CVE-2022-48941: ice: fix concurrent reset and removal of VFs
In the Linux kernel, the following vulnerability has been resolved:
ice: fix concurrent reset and removal of VFs
Commit c503e63200c6 ("ice: Stop processing VF messages during teardown")
introduced a driver state flag, ICE_VF_DEINIT_IN_PROGRESS, which is
intended to prevent some issues with concurrently handling messages from
VFs while tearing down the VFs.
This change was motivated by crashes caused while tearing down and
bringing up VFs in rapid succession.
It turns out that the fix actually introduces issues with the VF driver
caused because the PF no longer responds to any messages sent by the VF
during its .remove routine. This results in the VF potentially removing
its DMA memory before the PF has shut down the device queues.
Additionally, the fix doesn't actually resolve concurrency issues within
the ice driver. It is possible for a VF to initiate a reset just prior
to the ice driver removing VFs. This can result in the remove task
concurrently operating while the VF is being reset. This results in
similar memory corruption and panics purportedly fixed by that commit.
Fix this concurrency at its root by protecting both the reset and
removal flows using the existing VF cfg_lock. This ensures that we
cannot remove the VF while any outstanding critical tasks such as a
virtchnl message or a reset are occurring.

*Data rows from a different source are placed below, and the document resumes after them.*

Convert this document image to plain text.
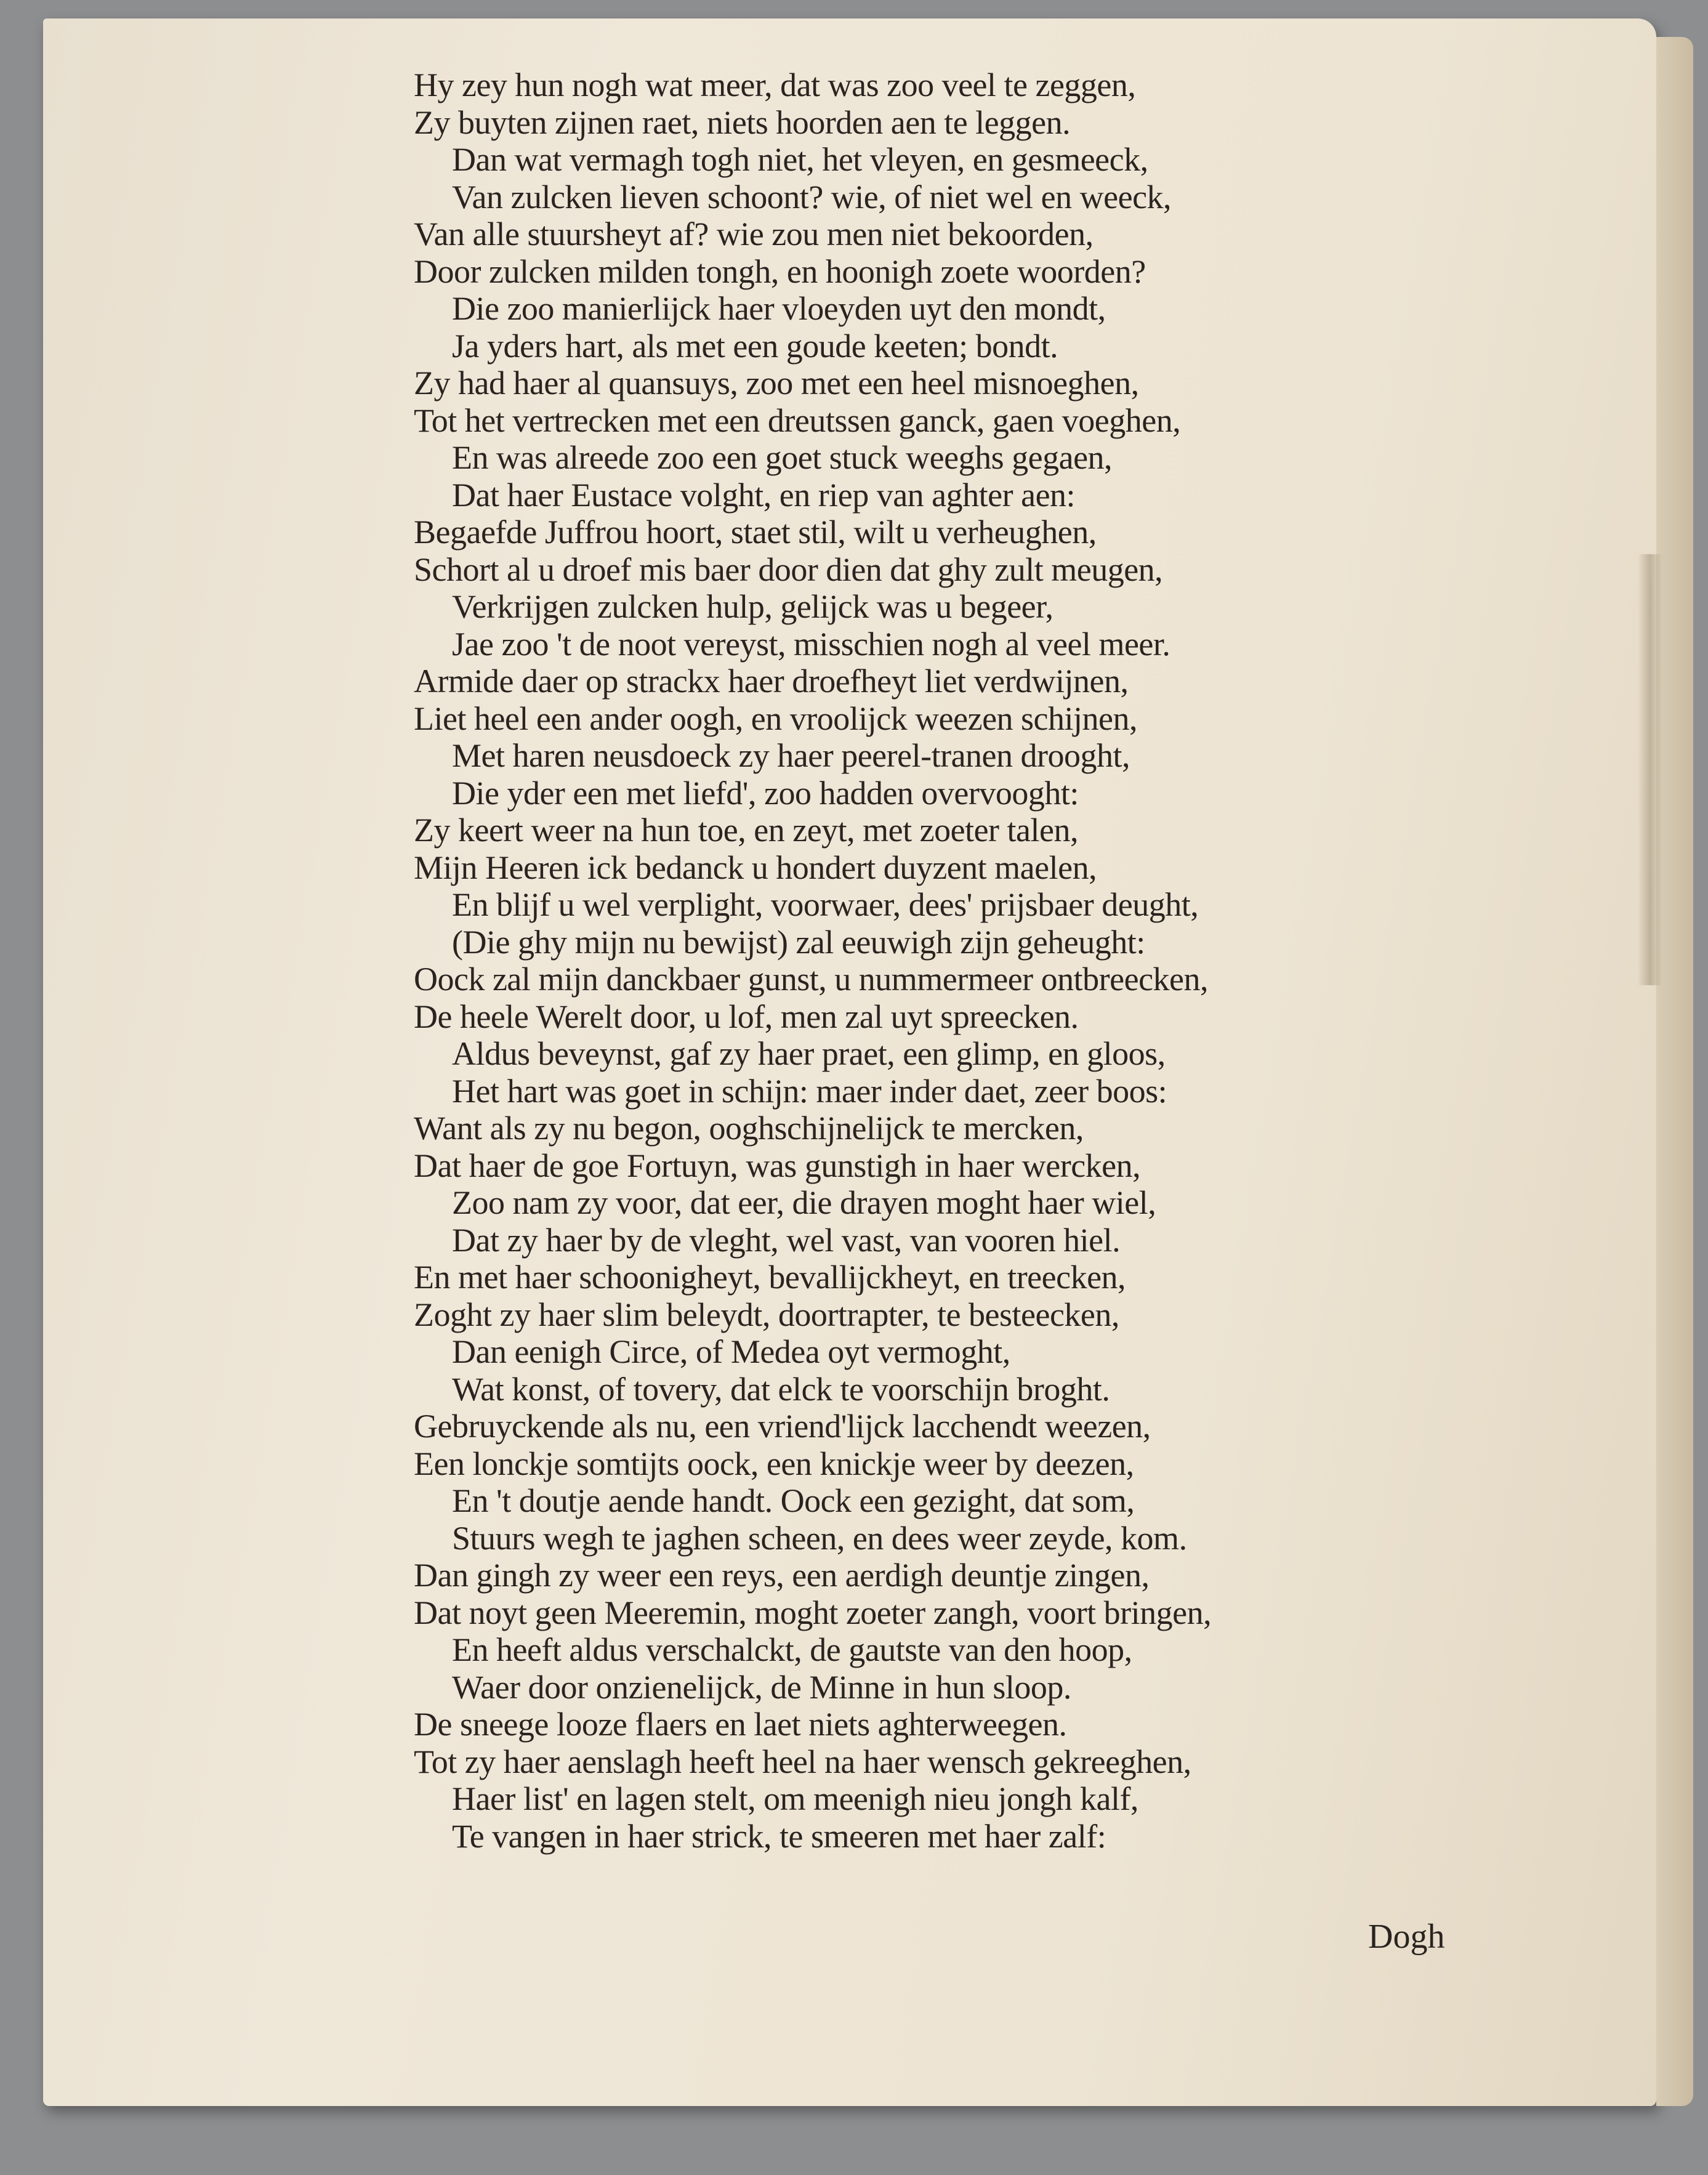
Hy zey hun nogh wat meer, dat was zoo veel te zeggen,
Zy buyten zijnen raet, niets hoorden aen te leggen.
Dan wat vermagh togh niet, het vleyen, en gesmeeck,
Van zulcken lieven schoont? wie, of niet wel en weeck,
Van alle stuursheyt af? wie zou men niet bekoorden,
Door zulcken milden tongh, en hoonigh zoete woorden?
Die zoo manierlijck haer vloeyden uyt den mondt,
Ja yders hart, als met een goude keeten; bondt.
Zy had haer al quansuys, zoo met een heel misnoeghen,
Tot het vertrecken met een dreutssen ganck, gaen voeghen,
En was alreede zoo een goet stuck weeghs gegaen,
Dat haer Eustace volght, en riep van aghter aen:
Begaefde Juffrou hoort, staet stil, wilt u verheughen,
Schort al u droef mis baer door dien dat ghy zult meugen,
Verkrijgen zulcken hulp, gelijck was u begeer,
Jae zoo 't de noot vereyst, misschien nogh al veel meer.
Armide daer op strackx haer droefheyt liet verdwijnen,
Liet heel een ander oogh, en vroolijck weezen schijnen,
Met haren neusdoeck zy haer peerel-tranen drooght,
Die yder een met liefd', zoo hadden overvooght:
Zy keert weer na hun toe, en zeyt, met zoeter talen,
Mijn Heeren ick bedanck u hondert duyzent maelen,
En blijf u wel verplight, voorwaer, dees' prijsbaer deught,
(Die ghy mijn nu bewijst) zal eeuwigh zijn geheught:
Oock zal mijn danckbaer gunst, u nummermeer ontbreecken,
De heele Werelt door, u lof, men zal uyt spreecken.
Aldus beveynst, gaf zy haer praet, een glimp, en gloos,
Het hart was goet in schijn: maer inder daet, zeer boos:
Want als zy nu begon, ooghschijnelijck te mercken,
Dat haer de goe Fortuyn, was gunstigh in haer wercken,
Zoo nam zy voor, dat eer, die drayen moght haer wiel,
Dat zy haer by de vleght, wel vast, van vooren hiel.
En met haer schoonigheyt, bevallijckheyt, en treecken,
Zoght zy haer slim beleydt, doortrapter, te besteecken,
Dan eenigh Circe, of Medea oyt vermoght,
Wat konst, of tovery, dat elck te voorschijn broght.
Gebruyckende als nu, een vriend'lijck lacchendt weezen,
Een lonckje somtijts oock, een knickje weer by deezen,
En 't doutje aende handt. Oock een gezight, dat som,
Stuurs wegh te jaghen scheen, en dees weer zeyde, kom.
Dan gingh zy weer een reys, een aerdigh deuntje zingen,
Dat noyt geen Meeremin, moght zoeter zangh, voort bringen,
En heeft aldus verschalckt, de gautste van den hoop,
Waer door onzienelijck, de Minne in hun sloop.
De sneege looze flaers en laet niets aghterweegen.
Tot zy haer aenslagh heeft heel na haer wensch gekreeghen,
Haer list' en lagen stelt, om meenigh nieu jongh kalf,
Te vangen in haer strick, te smeeren met haer zalf:
Dogh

This locking change also fixes the root cause originally fixed by commit
c503e63200c6 ("ice: Stop processing VF messages during teardown"), so we
can simply revert it.
Note that I kept these two changes together because simply reverting the
original commit alone would leave the driver vulnerable to worse race
conditions.
Security readout for executives and security teams
Plain-English summary
This Linux kernel issue can crash systems that use the ice network driver with virtual functions. The failure comes from a race during VF reset and removal, where cleanup can overlap with active VF work and cause memory corruption or panics. The sources do not provide CVSS scoring or evidence of active exploitation.
Executive priority
Treat this as targeted operational risk for hosts using ice virtual functions, especially virtualization or network-heavy systems. Prioritize patch verification on those systems, but avoid broad emergency response unless your environment depends on this driver path.
Technical view
The ice driver previously stopped responding to VF messages during teardown, but that allowed VF DMA memory removal before PF queue shutdown. A VF reset could also race with VF removal. The fix protects reset and removal flows with the existing VF cfg_lock and reverts the earlier teardown flag behavior.
Likely exposure
Exposure appears limited to Linux systems running affected kernel versions with the ice driver and VF functionality in use. Systems not using this driver or virtual functions are less likely to be exposed based on the provided description.
Exploitation context
CISA KEV is false in the bundle, and no cited source reports active exploitation. The described trigger is a concurrency condition around VF reset and removal, with impact stated as memory corruption and kernel panics.
Researcher notes
The key security-relevant behavior is memory corruption from concurrent VF reset and removal. The fix serializes critical VF operations using cfg_lock and removes the incomplete ICE_VF_DEINIT_IN_PROGRESS approach. Evidence is incomplete for exploitability beyond crash or corruption.
Mitigation direction
Upgrade to a Linux kernel containing the referenced stable fixes.
Check distribution or vendor kernel advisories for backported fixes.
Prioritize hosts using ice virtual functions in production networking.
Avoid relying on the earlier teardown flag behavior as a mitigation.
Validation and detection
Inventory Linux kernels against the affected version information in the CVE bundle.
Identify hosts loading the ice driver with configured virtual functions.
Confirm patched kernels include one of the referenced stable commits or equivalent backport.
Review kernel logs for panics during VF teardown, reset, or rapid reconfiguration.
Generated from the cited source records. This long-tail analysis has not been individually reviewed by a named human.